Tying into our BOOKS ARE GREAT GIFTS campaign, we’re adopting a charity to support for the holidays. Reading Tree is a non-profit organization that collects books–new and used–for schools all over the world.

Phase one of LitChat’s multi-faceted BOOKS ARE GREAT GIFTS (#BAGG) campaign began with the creation of a “twibbon” (http://twibbon.com/join/Books-Are-Great-Gifts) created especially for Twitter users to adorn their avatar as a show of support for book sales. Adding to this phase, LitChat has issued a challenge to give $1 to its adopted literacy charity (The Reading Tree) for every Twitter user who wraps the #BAGG ribbon on their avatar (up to $250).

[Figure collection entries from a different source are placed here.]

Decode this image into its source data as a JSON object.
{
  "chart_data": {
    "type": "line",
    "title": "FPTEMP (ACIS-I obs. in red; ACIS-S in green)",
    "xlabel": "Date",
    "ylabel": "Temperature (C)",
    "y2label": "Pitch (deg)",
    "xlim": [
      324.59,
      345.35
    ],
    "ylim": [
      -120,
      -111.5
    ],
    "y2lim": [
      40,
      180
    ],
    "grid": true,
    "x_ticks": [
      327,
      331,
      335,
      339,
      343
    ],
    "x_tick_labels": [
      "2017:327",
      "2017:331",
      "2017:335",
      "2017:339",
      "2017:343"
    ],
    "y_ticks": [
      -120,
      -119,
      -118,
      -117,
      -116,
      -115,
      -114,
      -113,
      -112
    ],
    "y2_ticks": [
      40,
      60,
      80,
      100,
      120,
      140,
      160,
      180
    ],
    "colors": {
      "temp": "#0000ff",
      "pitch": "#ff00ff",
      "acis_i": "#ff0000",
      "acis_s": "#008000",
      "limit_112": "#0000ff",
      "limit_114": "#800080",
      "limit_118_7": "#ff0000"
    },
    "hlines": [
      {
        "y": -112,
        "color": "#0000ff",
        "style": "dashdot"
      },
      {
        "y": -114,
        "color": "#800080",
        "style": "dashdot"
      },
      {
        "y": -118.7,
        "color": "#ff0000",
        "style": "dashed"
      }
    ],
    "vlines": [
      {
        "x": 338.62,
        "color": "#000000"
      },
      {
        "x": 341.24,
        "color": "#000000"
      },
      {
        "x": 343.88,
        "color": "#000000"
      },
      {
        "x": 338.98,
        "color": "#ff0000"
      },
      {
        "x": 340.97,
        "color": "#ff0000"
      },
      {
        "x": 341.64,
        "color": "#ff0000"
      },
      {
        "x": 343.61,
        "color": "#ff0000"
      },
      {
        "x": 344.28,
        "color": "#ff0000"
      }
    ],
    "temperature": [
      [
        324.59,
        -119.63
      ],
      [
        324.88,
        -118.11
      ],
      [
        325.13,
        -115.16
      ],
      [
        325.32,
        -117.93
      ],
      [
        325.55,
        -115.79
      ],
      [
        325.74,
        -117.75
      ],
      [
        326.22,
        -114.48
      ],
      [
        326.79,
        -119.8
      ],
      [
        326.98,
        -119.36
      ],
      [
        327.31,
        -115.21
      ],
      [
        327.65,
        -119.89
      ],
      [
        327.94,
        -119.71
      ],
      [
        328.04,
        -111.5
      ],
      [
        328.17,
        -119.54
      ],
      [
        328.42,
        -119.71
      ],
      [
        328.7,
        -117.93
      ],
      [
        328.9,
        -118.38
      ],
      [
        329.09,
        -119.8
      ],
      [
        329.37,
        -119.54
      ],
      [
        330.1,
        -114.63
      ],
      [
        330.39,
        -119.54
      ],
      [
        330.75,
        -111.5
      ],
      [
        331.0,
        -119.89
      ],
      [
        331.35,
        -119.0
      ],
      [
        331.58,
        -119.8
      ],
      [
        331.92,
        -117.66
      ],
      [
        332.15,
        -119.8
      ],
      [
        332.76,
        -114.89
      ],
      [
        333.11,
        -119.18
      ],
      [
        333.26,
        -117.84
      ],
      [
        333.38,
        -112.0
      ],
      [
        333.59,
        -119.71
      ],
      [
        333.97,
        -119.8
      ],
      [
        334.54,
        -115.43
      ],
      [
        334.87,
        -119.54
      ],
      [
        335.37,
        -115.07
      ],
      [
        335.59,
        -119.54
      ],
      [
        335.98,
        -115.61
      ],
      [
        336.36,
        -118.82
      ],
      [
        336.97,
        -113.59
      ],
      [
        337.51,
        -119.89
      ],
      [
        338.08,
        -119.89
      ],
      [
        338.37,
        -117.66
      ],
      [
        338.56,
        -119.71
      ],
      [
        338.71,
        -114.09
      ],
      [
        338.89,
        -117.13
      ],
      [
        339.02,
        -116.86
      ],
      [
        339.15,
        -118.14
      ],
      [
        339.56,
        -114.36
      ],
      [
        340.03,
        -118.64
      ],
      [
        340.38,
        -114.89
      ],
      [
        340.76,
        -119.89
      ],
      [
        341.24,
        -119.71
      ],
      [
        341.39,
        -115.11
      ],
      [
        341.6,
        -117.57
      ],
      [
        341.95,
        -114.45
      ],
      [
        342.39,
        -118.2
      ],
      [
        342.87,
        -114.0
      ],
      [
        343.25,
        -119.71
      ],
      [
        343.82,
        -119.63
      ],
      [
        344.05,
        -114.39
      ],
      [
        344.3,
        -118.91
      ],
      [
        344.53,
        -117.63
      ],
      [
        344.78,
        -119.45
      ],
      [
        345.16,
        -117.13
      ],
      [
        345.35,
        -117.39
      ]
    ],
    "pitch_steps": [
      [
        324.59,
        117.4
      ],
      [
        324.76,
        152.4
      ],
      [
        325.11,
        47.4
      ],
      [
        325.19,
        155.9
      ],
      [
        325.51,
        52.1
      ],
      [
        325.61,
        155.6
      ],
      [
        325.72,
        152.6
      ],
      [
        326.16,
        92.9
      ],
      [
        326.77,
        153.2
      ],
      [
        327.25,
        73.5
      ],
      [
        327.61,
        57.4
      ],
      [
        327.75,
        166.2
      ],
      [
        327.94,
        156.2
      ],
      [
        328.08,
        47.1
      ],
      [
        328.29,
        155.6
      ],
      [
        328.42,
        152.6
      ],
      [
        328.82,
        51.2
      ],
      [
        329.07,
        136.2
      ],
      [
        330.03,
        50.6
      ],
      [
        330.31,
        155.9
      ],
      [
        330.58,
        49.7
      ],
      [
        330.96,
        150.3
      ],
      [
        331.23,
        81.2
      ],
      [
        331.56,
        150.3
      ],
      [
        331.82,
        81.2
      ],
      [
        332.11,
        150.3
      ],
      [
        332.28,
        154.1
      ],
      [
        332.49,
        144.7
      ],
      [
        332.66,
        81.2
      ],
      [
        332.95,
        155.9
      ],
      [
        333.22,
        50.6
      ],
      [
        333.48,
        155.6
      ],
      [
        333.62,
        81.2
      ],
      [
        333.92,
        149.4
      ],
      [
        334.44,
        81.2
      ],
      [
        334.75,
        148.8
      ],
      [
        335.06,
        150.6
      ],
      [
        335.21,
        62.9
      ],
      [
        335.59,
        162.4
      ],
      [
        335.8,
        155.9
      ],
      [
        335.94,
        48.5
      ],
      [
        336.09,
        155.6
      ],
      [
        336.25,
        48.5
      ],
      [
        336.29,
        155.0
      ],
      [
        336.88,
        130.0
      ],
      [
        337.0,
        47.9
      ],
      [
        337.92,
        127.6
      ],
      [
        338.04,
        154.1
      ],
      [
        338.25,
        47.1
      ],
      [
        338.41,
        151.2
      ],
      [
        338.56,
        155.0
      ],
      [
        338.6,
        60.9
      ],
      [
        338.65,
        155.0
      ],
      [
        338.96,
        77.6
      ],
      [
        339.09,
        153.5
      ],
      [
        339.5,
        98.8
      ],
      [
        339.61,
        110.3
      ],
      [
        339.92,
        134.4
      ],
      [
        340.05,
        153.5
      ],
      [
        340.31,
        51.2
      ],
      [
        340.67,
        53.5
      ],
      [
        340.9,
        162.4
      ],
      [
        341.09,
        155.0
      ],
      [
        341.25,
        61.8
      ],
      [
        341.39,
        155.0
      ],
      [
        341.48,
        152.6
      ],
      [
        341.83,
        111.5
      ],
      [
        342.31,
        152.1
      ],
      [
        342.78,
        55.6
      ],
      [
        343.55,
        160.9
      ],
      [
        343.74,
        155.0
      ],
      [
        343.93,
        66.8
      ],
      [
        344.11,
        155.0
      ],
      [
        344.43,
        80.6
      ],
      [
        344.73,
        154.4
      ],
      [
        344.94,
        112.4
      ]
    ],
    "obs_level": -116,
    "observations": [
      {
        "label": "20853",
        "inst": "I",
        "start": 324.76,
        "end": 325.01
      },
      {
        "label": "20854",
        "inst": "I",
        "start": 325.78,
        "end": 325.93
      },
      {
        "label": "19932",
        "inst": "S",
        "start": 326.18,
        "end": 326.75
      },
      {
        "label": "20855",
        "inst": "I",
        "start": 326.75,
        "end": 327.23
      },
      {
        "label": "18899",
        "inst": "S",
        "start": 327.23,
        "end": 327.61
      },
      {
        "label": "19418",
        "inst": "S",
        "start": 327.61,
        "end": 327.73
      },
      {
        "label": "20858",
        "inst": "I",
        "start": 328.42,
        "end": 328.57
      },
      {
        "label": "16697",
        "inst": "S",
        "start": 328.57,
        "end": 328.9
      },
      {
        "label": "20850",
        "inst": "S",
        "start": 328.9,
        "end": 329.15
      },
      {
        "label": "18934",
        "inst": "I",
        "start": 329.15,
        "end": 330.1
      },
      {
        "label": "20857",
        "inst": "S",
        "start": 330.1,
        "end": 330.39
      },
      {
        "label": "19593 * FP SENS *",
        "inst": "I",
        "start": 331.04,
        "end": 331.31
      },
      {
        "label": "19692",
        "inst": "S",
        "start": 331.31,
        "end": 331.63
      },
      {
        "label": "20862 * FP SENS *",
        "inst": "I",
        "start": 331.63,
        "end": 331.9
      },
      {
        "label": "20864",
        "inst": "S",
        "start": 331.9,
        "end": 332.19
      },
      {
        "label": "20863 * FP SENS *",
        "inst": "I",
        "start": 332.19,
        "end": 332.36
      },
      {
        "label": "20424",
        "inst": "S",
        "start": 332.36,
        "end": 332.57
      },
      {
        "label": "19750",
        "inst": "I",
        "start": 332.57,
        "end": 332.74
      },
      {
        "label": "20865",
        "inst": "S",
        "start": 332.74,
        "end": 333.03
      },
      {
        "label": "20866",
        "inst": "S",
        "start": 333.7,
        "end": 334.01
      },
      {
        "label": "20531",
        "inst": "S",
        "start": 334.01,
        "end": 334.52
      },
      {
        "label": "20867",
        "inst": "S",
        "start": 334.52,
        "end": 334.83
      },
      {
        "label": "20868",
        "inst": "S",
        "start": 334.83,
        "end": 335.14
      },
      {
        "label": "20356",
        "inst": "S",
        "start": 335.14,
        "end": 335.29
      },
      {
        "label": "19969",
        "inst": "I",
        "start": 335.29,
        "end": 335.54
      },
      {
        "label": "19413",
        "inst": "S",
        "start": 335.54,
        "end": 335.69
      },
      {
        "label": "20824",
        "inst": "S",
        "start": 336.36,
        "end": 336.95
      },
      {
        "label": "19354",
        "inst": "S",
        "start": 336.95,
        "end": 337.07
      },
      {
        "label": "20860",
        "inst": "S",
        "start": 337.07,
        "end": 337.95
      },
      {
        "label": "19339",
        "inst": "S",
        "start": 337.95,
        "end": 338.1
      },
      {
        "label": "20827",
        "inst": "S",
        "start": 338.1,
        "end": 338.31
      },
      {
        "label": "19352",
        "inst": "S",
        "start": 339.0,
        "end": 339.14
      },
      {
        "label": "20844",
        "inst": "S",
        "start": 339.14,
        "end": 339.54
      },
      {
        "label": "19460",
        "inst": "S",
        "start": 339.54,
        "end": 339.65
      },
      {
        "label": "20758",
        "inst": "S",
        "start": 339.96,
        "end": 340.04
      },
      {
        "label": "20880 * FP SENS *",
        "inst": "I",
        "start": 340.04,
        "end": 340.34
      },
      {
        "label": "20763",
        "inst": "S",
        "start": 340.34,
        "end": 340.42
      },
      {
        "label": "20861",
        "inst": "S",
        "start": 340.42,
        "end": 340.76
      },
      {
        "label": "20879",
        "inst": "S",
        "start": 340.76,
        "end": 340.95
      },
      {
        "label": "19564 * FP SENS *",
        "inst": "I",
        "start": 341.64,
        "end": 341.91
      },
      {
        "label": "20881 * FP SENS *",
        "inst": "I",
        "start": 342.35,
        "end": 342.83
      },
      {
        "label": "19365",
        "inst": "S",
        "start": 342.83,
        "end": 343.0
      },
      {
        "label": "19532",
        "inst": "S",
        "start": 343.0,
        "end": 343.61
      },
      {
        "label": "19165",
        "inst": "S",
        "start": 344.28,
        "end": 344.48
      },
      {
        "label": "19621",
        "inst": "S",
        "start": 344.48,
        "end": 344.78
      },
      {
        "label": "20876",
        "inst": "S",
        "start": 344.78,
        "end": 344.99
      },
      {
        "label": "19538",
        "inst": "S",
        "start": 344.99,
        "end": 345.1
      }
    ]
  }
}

Phase two includes a section of the LitChat website devoted to book recommendations with links to book publishers, bookstores, book blogs, and reader reviews.

Phase three brings everything together with an auction of books donated and signed by authors. The auction will take place through Twitter on December 18, 2009, beginning at 8 p.m. EST. All proceeds from the Twitter auction will go directly to LitChat’s adopted charity, The Reading Tree.

Read more about how you can promote literacy while also promoting books, authors and publishing here.

On Friday, December 4, John Barger, executive director of Reading Tree will be our guest host. He’ll tell us about ways we can help promote literacy in our own communities, as explain the methods Reading Tree uses with recycling programs to get books into the poorest schools in America, Canada and several third-world countries. It’s exciting work.